# Feature Walls Galore



## Paint Pro CA (Jun 17, 2014)

Heres another one we did recently. New build. We did everything but the ceilings and the staircase was stained by the builder. The client went nuts on the feature walls. 12 colours were used. Three separate colours in some rooms. As per clients request we used Ben Egg-Shell on walls and Ben Semi-gloss on the trim. In the photo of the living room you can see some water damage on the ceiling. The builder didn't plumb the master bedroom bathroom properly. Client uses the toilet up there the first morning and when he flushed water ended up running through the walls and across the downstairs ceiling.
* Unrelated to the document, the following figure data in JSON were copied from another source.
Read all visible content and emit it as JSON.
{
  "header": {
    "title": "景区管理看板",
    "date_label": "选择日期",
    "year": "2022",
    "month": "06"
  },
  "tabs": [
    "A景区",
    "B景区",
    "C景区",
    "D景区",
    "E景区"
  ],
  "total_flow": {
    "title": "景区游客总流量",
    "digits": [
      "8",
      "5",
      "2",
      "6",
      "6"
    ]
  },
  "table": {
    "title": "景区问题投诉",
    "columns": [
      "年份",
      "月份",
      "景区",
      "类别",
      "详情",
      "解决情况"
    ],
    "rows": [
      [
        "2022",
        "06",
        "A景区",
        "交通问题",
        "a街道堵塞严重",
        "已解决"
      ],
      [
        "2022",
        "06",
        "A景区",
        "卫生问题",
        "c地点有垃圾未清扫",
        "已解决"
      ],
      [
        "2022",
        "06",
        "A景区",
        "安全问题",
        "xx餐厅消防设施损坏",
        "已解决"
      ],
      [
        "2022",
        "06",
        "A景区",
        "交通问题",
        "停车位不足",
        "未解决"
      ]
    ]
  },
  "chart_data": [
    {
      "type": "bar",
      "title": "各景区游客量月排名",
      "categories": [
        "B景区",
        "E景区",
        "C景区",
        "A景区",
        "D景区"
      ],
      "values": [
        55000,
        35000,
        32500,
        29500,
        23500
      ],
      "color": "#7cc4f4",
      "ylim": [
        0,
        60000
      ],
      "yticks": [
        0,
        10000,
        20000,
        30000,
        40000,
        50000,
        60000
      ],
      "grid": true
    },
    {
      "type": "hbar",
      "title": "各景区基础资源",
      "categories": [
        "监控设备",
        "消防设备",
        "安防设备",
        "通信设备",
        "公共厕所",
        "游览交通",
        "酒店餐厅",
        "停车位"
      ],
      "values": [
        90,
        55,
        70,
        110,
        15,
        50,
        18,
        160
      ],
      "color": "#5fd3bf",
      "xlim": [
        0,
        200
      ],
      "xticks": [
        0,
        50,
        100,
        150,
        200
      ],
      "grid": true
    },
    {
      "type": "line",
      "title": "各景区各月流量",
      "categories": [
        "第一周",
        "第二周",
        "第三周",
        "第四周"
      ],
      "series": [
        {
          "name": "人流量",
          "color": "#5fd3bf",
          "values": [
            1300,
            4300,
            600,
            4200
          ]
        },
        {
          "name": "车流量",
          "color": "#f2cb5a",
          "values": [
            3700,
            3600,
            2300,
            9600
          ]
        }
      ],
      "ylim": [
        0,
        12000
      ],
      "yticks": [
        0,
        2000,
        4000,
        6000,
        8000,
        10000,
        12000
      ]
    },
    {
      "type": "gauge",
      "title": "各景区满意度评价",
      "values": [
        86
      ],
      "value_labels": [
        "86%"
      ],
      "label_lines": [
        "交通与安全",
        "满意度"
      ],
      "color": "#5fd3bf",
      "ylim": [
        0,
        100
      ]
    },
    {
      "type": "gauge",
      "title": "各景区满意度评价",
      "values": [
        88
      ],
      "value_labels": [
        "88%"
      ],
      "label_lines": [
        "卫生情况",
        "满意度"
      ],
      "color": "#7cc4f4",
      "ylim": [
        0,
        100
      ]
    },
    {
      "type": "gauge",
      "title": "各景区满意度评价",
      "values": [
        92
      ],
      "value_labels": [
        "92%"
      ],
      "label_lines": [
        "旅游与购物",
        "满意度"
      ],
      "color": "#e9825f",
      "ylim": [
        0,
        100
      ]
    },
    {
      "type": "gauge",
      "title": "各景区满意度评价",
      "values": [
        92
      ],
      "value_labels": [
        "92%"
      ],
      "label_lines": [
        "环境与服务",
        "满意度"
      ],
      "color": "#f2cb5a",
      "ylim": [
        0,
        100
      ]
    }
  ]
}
Quality. Ill upload the second set momentarily.....


----------



## Paint Pro CA (Jun 17, 2014)

Second set....


----------



## Jmayspaint (Mar 26, 2013)

Crisp lines! Nice.


----------



## daArch (Mar 15, 2008)

someone should introduce tke HO to wallpaper.

Harmonious color diversity PLUS pattern and design.


----------



## harmonicarocks (Nov 29, 2013)

Went through a few roller covers on that one, eh?


----------



## Painter-Aaron (Jan 17, 2013)

Let me guess. She said it would only be a couple colours with one or two accent walls when you looked at it? :whistling:


----------



## Paint Pro CA (Jun 17, 2014)

A bunch of covers and tray liners. Actually the HO is a single father with two young kids. Had just gotten divorced so he wanted to do something fun in their rooms and bathroom. They picked the colours. Cool dad.


----------